Deniz Poyraz Davası 29 Nisan 2022 tarihli Duruşma Notları

DENİZ POYRAZ DAVASI

MAHKEME: 6. AĞIR CEZA MAHKEMESİ

DOSYA NO: 2021/313 E

29.04.2022 TARİHLİ DURUŞMA

OLAY ÖZETİ

17 Haziran 2021 tarihinde, Halkların Demokratik Partisi İzmir il binasına, saat 11.00 sıralarında, Onur Gencer adında bir şahıs saldırıda bulunmuş ve parti merkezinde bulunan parti çalışanlarından Fehime Poyraz’ın kızı Deniz Poyraz’ı öldürmüştür. Deniz Poyraz’ın öldürülmesi ve HDP il binasına yapılan silahlı saldırı hakkında, İzmir Cumhuriyet Başsavcılığı tarafından soruşturma başlatılarak, 29.09.2021 tarihinde bir iddianame hazırlanmış, iddianame ile şüpheli Onur Gencer hakkında kasten öldürme, işyeri dokunulmazlığını ihlal ve mala zarar verme suçları yönünden cezalandırılması talep edilmiştir. Şüpheli Onur Gencer soruşturma aşamasında bir gün gözaltında kalmış, olayın ertesi günü çıkarıldığı İzmir 3. Sulh Ceza Hakimliğince tutuklanmıştır.

OLAY ÖNCESİ

Basına yansıyan haberler ve HDP İzmir İl Eş Başkanı Kadir Baydur’un olay sonrası basına yaptığı açıklamalardan edindiğimiz bilgiye göre, olay öncesi parti binası önünde çocuklarının terör örgütü tarafından kaçırıldığını iddia eden anne babaların çadırlı nöbet eylemleri olmuş, bu eylemler sırasında parti çalışanları ve parti kimliği hedef olarak gösterilmiştir. Yine basına yansıyan haberlerden ve parti görevlilerinin beyanından edindiğimiz bilgiye göre, bu eylemlerin provokatif olduğu ve sonlandırılması gerektiği talebi defalarca İzmir İl Emniyet Müdürlüğü’ne iletilmiştir. Olay öncesi parti il binası önünde eylemler belli aralıklarla devam ediyor ve polis bina önünde nöbet tutuyordu.

DURUŞMA ÖNCESİ

Saat 8.30 civarında İzmir Adliyesi C kapısı önünde basın açıklaması yapıldı. Açıklamaya çok sayıda avukat, baro başkanları, HDP İl ve İlçe teşkilatı üyeleri, İHD Eş Genel Başkanı Eren Keskin ile CHP İstanbul Milletvekili Sezgin Tanrıkulu, HDP milletvekilleri Murat Çepni, Serpil Kemalbay, Saruhan Oluç, Gülistan Kılıç Koçyiğit ve çok sayıda parti ve sivil toplum temsilcileri katıldı.

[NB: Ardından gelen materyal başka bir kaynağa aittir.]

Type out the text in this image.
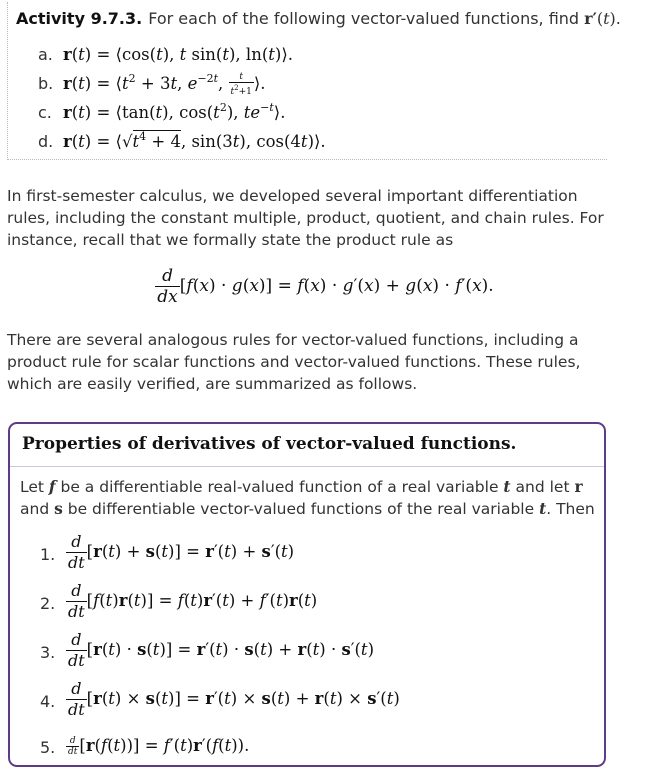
Activity 9.7.3. For each of the following vector-valued functions, find r′(t).
a. r(t) = ⟨cos(t), t sin(t), ln(t)⟩.
b. $r(t) = ⟨t^2 + 3t$, $e^{-2t}$, $\frac{t}{t^2+1}$ ⟩.
c. r(t) = ⟨tan(t), $\cos(t^2)$, $te^{-t}⟩$.
d. $r(t) = ⟨√t^4 + 4$, sin(3t), cos(4t)⟩.
In first-semester calculus, we developed several important differentiation rules, including the constant multiple, product, quotient, and chain rules. For instance, recall that we formally state the product rule as
$\frac{d}{dx} [f(x) \cdot g(x)] = f(x) \cdot g'(x) + g(x) \cdot f'(x)$.
There are several analogous rules for vector-valued functions, including a product rule for scalar functions and vector-valued functions. These rules, which are easily verified, are summarized as follows.
Properties of derivatives of vector-valued functions.
Let f be a differentiable real-valued function of a real variable t and let r and s be differentiable vector-valued functions of the real variable t. Then
1. $\frac{d}{dt} [r(t) + s(t)] = r'(t) + s'(t)$
2. $\frac{d}{dt} [f(t)r(t)] = f(t)r'(t) + f'(t)r(t)$
3. $\frac{d}{dt} [r(t) \cdot s(t)] = r'(t) \cdot s(t) + r(t) \cdot s'(t)$
4. $\frac{d}{dt} [r(t) \times s(t)] = r'(t) \times s(t) + r(t) \times s'(t)$
5. $\frac{d}{dt} [r(f(t))] = f'(t)r'(f(t))$.
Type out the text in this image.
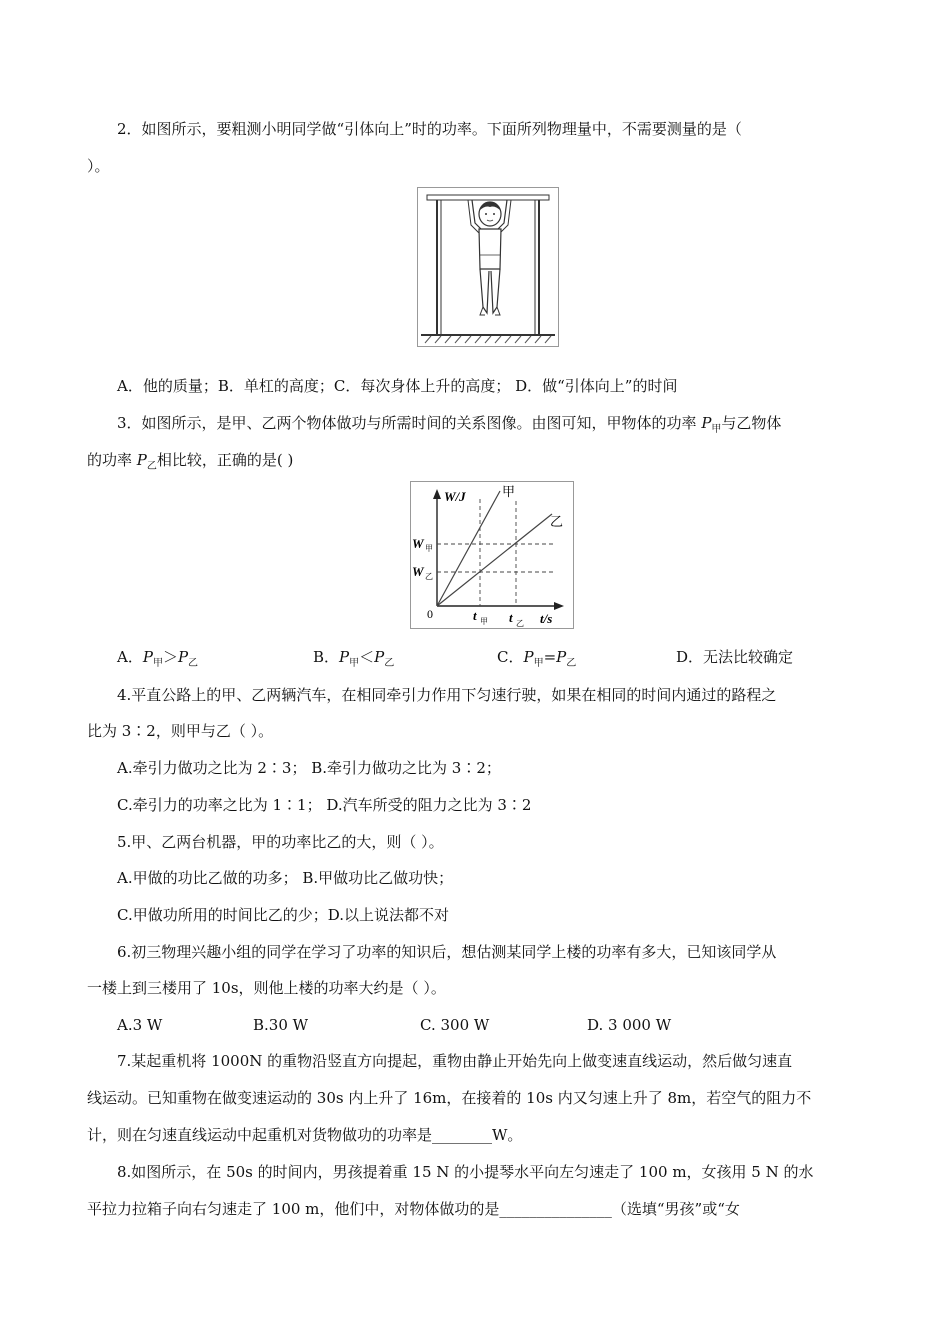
2．如图所示，要粗测小明同学做“引体向上”时的功率。下面所列物理量中，不需要测量的是（
）。
A．他的质量；B．单杠的高度；C．每次身体上升的高度； D．做“引体向上”的时间
3．如图所示，是甲、乙两个物体做功与所需时间的关系图像。由图可知，甲物体的功率 $P_甲$与乙物体
的功率 $P_乙$相比较，正确的是( )
W/J
t/s
0
W 甲
W 乙
t 甲 t 乙
甲
乙
A．$P_甲>P_乙$	B．$P_甲<P_乙$	C．$P_甲=P_乙$	D．无法比较确定
4.平直公路上的甲、乙两辆汽车，在相同牵引力作用下匀速行驶，如果在相同的时间内通过的路程之
比为 3∶2，则甲与乙（ ）。
A.牵引力做功之比为 2∶3； B.牵引力做功之比为 3∶2；
C.牵引力的功率之比为 1∶1； D.汽车所受的阻力之比为 3∶2
5.甲、乙两台机器，甲的功率比乙的大，则（ ）。
A.甲做的功比乙做的功多； B.甲做功比乙做功快；
C.甲做功所用的时间比乙的少；D.以上说法都不对
6.初三物理兴趣小组的同学在学习了功率的知识后，想估测某同学上楼的功率有多大，已知该同学从
一楼上到三楼用了 10s，则他上楼的功率大约是（ ）。
A.3 W	B.30 W	C. 300 W	D. 3 000 W
7.某起重机将 1000N 的重物沿竖直方向提起，重物由静止开始先向上做变速直线运动，然后做匀速直
线运动。已知重物在做变速运动的 30s 内上升了 16m，在接着的 10s 内又匀速上升了 8m，若空气的阻力不
计，则在匀速直线运动中起重机对货物做功的功率是________W。
8.如图所示，在 50s 的时间内，男孩提着重 15 N 的小提琴水平向左匀速走了 100 m，女孩用 5 N 的水
平拉力拉箱子向右匀速走了 100 m，他们中，对物体做功的是_______________（选填“男孩”或“女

Basın Açıklamasında söz alan HDP İstanbul Milletvekili Saruhan Oluç konuşmasında “Bugün bir duruşma daha görülecek. Aslında ilk gün ne söylediysek bugün de aynısını söylüyoruz. Yargı iktidarın bir sopası haline geldiği için söylediklerimizin karşılığını bulamıyoruz. Bu tek kişinin hazırlayıp yaptığı bir katliam değildir. Türkiye’de her zaman böyle katliamların arkasında devletin içinde odaklanmış olan çetelerin, karanlık odakların olduğu bilinir. İlk kez değildir bu. İşte Deniz Poyraz arkadaşımızın katledilmesi de böyle bir iştir. Tetikçi belli.. ama önemli olan azmettiriciler kimlerdir.”

“Bu iktidar bir yalan imparatorluğu kurdu. Ama bu yalan ve korku imparatorluğuna karşı mücadele  devam ediyoruz. O nedenle bize saldırıyorlar. Yargı diye bir şey bırakmadılar. Gezi davası adı verilen tiyatroda bir karara vardılar. Ortada delil yok ama Osman Kavala hakkında müebbet verdiler. Kim verdi Ağır Ceza Mahkemesi Heyeti. Kim var o heyette ..Adalet ve Kalkınma Partisi’nden bir milletvekili adayı var. Her türlü hukuku çiğnediler, iki defa yargılanıp, beraat edene müebbet verdiler. Cüppelerine ilik açmışlar..…” dedi.

Basın açıklamasına davayı ilk günden itibaren yüksek katılımla takip eden kadın örgütü temsilcilerine  söz verilerek devam edildi.. Basın açıklamasına ‘Deniz Poyraz isyanımızdır’  ‘Katillerden hesabı kadınlar soracak’ gibi sloganlar eşlik etti. Açıklamaya Deniz Poyraz’ın anne ve babası en ön sırada bulunarak katıldı.

.

.

 

DURUŞMA SIRASINDA

Saat 9.15 gibi duruşma salonuna girişler başladı. Daha önceki celselerdeki gibi kapı önüne yığılma yaşanmadı. Katılımcılar belli bir düzenle duruşma salonuna alındı. Duruşma salonunun dışında bir güvenlik önlemi olsa da diğer duruşma günlerine kıyasla daha az sayıda kolluk görevlisinin bulunduğu gözlemlendi.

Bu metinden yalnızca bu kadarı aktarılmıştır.